O panda é uma metáfora sobre a primeira menstruação, uma piada feita até mesmo dentro do filme, mas, para além disso, ele marca uma mudança na vida de Meilin: a aceitação de si mesma como uma pessoa à parte de seus pais.

Ming Lee acredita que as mudanças no comportamento de Meilin são causadas pela puberdade e sua primeira menstruação. [Imagem: Divulgação/Pixar]

Para Meilin, aceitar as mudanças dentro de si mesma foi um processo difícil, mas com o apoio das amigas e do pai, a jovem conseguiu compreender que não havia nada errado. Sua mãe, no entanto, guardava dentro de si mesma um trauma em relação ao seu desenvolvimento e, sem perceber, tentava impor sobre a filha o mesmo que conseguiram impor sobre ela.

Na adolescência, Ming Lee reprimiu seus desejos pessoais e seu panda vermelho, o que a transformou em uma adulta controladora e incompreensiva. [Imagem: Divulgação/Pixar]

Depois de uma batalha de pandas vermelhos gigantes e uma conversa franca, mãe e filha conseguem entrar em sintonia e compreender as aflições interiores de cada uma. A lição final do filme mostra como é importante compreender a si mesmo e aceitar as transformações ao longo da vida, para evitar traumas e, possivelmente, atingir outras pessoas com esse sentimento contido.


Novas gerações e quebras de tradição

As mudanças trazidas pelas gerações mais jovens também costumam construir conflitos geracionais complexos no dia a dia familiar.

Em Valente (Brave, 2012), a princesa Merida (Luisa Palomanes e Fernanda Ribeiro) é uma jovem autossuficiente que precisa enfrentar as tradições muito prezadas por sua mãe, a Rainha Elinor (Mabel Cezar), que deseja ver a filha como uma princesa gentil, disposta a se casar e construir uma família. A adolescente se recusa a realizar o desejo da mãe e seguir o conjunto de normas que a fariam ser considerada uma princesa adequada.

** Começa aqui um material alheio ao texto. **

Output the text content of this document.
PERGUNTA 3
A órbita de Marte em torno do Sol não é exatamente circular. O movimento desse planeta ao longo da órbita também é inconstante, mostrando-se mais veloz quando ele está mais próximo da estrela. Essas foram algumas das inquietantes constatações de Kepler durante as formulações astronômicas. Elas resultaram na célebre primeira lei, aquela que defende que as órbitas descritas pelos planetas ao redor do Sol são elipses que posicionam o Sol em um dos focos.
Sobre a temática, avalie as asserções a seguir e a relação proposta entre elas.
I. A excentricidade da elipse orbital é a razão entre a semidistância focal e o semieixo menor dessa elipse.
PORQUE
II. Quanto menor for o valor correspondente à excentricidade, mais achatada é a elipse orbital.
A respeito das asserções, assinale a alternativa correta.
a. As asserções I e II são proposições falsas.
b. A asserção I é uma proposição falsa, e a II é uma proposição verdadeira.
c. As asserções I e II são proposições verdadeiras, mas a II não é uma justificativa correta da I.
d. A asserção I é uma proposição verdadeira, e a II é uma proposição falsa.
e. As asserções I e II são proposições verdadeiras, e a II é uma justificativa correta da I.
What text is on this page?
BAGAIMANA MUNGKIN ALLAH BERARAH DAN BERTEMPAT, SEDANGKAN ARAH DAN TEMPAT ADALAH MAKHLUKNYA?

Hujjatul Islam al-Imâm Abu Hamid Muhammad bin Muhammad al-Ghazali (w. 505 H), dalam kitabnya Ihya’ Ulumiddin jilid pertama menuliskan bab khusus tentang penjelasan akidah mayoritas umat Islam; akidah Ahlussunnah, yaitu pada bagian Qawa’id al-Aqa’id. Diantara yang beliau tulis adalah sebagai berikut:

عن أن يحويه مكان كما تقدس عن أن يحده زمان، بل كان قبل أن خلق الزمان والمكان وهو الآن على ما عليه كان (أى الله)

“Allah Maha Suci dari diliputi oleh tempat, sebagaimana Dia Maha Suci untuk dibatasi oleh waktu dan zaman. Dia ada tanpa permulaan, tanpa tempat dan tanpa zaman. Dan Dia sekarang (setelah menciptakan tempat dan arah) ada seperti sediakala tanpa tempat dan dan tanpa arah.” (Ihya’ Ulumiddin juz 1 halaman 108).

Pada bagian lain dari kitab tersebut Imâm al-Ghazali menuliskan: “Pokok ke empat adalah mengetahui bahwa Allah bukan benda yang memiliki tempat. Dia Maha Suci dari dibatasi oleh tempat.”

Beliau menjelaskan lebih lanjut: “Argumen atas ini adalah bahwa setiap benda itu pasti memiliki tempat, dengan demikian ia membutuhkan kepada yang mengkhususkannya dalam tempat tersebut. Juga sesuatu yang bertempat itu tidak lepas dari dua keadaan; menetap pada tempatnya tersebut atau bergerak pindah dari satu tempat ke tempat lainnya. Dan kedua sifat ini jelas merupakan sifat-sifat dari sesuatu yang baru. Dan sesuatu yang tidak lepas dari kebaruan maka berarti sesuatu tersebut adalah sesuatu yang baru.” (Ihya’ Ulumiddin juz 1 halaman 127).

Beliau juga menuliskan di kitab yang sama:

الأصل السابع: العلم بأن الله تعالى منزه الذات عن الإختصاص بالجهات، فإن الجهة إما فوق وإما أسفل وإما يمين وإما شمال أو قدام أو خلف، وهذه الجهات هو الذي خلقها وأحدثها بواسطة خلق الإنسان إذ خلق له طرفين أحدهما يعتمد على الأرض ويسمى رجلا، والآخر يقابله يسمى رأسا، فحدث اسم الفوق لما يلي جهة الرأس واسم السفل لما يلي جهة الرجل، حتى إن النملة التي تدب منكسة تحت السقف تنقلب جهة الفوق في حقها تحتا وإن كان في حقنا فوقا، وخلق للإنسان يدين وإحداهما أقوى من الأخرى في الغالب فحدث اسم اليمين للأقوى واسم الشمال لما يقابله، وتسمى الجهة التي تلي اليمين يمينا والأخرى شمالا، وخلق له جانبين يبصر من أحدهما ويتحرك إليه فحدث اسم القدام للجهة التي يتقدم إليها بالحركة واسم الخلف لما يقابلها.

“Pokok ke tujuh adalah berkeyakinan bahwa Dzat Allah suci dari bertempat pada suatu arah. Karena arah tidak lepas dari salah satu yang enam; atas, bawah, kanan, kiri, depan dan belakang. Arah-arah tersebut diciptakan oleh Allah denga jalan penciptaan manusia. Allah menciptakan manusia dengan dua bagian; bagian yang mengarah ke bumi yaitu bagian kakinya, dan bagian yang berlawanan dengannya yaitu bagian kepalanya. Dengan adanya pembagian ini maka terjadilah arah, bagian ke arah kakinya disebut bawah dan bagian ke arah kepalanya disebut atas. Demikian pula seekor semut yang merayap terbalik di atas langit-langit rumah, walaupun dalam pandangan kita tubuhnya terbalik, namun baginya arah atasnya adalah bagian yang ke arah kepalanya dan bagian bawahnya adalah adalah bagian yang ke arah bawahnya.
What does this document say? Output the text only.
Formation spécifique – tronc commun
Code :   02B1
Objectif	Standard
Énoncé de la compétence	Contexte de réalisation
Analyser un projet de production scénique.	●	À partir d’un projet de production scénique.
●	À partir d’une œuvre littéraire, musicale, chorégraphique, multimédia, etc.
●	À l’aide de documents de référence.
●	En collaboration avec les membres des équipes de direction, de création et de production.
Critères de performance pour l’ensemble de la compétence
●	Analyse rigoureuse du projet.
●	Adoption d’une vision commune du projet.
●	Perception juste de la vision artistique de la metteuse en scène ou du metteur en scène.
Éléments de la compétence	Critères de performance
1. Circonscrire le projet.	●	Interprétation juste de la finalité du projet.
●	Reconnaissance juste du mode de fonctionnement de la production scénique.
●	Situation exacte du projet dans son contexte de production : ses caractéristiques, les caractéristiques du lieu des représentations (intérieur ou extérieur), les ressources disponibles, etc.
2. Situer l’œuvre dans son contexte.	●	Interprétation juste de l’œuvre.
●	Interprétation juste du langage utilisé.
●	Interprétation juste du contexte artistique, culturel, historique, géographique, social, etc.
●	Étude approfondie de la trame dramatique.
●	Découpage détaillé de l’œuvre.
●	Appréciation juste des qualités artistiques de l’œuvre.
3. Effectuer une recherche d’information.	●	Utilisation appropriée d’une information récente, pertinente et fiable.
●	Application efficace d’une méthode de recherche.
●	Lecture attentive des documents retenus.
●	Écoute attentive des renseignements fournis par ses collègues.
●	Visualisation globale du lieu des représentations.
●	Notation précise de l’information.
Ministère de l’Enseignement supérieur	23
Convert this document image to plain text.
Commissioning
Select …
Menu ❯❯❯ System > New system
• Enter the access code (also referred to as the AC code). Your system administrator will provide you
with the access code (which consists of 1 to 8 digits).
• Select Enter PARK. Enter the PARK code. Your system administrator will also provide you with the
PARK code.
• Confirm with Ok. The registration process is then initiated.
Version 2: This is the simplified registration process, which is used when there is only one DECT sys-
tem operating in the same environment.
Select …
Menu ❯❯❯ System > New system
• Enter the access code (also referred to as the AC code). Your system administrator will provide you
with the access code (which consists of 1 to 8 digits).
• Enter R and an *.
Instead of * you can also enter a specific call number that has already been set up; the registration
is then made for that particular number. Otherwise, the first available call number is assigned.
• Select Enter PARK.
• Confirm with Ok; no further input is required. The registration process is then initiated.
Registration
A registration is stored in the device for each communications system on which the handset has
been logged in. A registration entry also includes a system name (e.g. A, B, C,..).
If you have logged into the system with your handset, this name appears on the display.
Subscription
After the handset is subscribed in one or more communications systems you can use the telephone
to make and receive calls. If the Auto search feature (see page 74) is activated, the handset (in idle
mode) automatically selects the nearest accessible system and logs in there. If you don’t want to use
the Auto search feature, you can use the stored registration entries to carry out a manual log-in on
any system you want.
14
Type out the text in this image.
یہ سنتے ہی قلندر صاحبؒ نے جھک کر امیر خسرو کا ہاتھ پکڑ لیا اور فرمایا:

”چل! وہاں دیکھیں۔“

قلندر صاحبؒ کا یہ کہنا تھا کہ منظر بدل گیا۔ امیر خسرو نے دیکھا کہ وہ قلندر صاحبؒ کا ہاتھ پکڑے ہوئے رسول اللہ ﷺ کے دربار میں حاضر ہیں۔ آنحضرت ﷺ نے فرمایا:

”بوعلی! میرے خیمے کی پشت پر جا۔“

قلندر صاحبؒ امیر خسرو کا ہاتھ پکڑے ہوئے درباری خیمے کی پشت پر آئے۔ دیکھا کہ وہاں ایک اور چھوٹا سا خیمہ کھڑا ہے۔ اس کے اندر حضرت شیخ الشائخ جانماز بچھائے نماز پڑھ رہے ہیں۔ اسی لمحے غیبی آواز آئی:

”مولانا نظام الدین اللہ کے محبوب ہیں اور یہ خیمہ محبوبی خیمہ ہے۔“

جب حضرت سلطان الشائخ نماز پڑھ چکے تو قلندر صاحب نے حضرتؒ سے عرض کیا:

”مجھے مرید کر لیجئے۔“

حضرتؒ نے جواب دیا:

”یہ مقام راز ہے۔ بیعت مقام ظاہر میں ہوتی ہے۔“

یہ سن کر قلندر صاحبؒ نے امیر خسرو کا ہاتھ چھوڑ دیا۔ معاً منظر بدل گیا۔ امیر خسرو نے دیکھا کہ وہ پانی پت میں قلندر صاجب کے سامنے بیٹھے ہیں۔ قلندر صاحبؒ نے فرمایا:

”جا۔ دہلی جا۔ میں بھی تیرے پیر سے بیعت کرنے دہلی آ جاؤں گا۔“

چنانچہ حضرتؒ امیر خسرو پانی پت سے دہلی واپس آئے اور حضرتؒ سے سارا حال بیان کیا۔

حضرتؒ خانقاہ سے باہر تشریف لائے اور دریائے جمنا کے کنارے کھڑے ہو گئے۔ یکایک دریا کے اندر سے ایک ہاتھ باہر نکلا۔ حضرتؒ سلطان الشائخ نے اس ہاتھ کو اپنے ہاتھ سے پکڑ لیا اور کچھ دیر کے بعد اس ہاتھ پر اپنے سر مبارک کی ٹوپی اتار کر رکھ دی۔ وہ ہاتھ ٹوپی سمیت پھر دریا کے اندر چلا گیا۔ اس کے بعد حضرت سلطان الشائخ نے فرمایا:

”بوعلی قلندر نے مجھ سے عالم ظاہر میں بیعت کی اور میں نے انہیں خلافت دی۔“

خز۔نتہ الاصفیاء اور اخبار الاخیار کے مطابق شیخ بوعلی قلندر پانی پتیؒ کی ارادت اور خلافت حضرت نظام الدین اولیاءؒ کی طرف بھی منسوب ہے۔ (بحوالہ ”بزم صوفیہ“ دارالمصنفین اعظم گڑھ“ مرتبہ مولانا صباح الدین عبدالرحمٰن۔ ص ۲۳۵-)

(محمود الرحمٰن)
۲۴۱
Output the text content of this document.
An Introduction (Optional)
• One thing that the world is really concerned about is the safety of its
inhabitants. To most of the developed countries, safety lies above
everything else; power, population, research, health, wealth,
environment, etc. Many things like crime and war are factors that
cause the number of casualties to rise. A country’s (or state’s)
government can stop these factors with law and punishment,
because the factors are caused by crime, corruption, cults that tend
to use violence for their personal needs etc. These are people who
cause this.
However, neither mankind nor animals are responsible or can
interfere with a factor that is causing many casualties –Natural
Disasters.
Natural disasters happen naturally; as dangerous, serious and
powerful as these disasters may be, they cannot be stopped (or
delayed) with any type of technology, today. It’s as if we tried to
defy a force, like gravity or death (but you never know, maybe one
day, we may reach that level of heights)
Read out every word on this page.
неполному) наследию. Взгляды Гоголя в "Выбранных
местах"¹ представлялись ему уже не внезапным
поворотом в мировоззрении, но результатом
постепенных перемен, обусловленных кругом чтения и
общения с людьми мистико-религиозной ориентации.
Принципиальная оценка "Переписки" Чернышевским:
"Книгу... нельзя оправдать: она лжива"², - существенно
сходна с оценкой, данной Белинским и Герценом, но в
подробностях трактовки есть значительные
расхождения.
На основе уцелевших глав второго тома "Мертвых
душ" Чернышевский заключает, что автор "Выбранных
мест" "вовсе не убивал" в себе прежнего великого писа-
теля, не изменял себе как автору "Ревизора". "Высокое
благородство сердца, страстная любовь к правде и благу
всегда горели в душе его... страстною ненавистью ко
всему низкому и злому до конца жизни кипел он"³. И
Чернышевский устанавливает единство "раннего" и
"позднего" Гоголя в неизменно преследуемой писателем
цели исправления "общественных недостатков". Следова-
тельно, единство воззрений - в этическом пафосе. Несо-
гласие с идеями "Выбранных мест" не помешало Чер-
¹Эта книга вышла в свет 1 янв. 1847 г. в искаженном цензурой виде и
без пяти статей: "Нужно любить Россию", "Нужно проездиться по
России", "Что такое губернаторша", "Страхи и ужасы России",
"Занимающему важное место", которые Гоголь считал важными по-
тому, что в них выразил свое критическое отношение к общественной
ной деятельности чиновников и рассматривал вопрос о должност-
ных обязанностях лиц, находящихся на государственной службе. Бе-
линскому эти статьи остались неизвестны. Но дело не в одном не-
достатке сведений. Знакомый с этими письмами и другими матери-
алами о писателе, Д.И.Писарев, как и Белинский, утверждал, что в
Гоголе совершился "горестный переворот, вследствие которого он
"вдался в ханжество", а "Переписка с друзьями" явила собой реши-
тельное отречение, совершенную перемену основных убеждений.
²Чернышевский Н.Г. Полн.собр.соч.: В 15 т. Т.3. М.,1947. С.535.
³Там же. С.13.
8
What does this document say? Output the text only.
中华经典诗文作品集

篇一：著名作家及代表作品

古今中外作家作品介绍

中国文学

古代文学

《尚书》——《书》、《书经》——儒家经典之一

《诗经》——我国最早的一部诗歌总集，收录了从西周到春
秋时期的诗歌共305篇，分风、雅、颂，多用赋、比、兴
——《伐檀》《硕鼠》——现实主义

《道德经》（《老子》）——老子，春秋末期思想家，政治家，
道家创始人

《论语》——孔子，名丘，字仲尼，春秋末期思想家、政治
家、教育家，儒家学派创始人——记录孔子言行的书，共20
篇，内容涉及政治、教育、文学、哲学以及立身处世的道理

Merida não teme desafiar as tradições e a mãe para defender sua liberdade de escolha. [Imagem: Reprodução/Disney+]

A quebra da tradição do casamento leva a uma discussão que torna o relacionamento entre mãe e filha insustentável. Somente após uma longa aventura, a rainha consegue entender e aceitar a filha e seus sonhos.

Outro filme que aborda as mudanças incentivadas pelas novas gerações é Os Croods (The Croods, 2013). Na obra, uma família da pré-história vive isolada e devidamente acomodada em sua zona de conforto, com medo de enfrentar o novo. No entanto, a filha mais velha, Eep (Luisa Palomanes), tem espírito aventureiro e discorda do modo de vida de seus pais. Em seus passeios fora da caverna, Eep conhece o jovem Guy (Raphael Rossatto), um nômade que a ensina que a vida pode ser mais que viver enclausurada dentro da terra. 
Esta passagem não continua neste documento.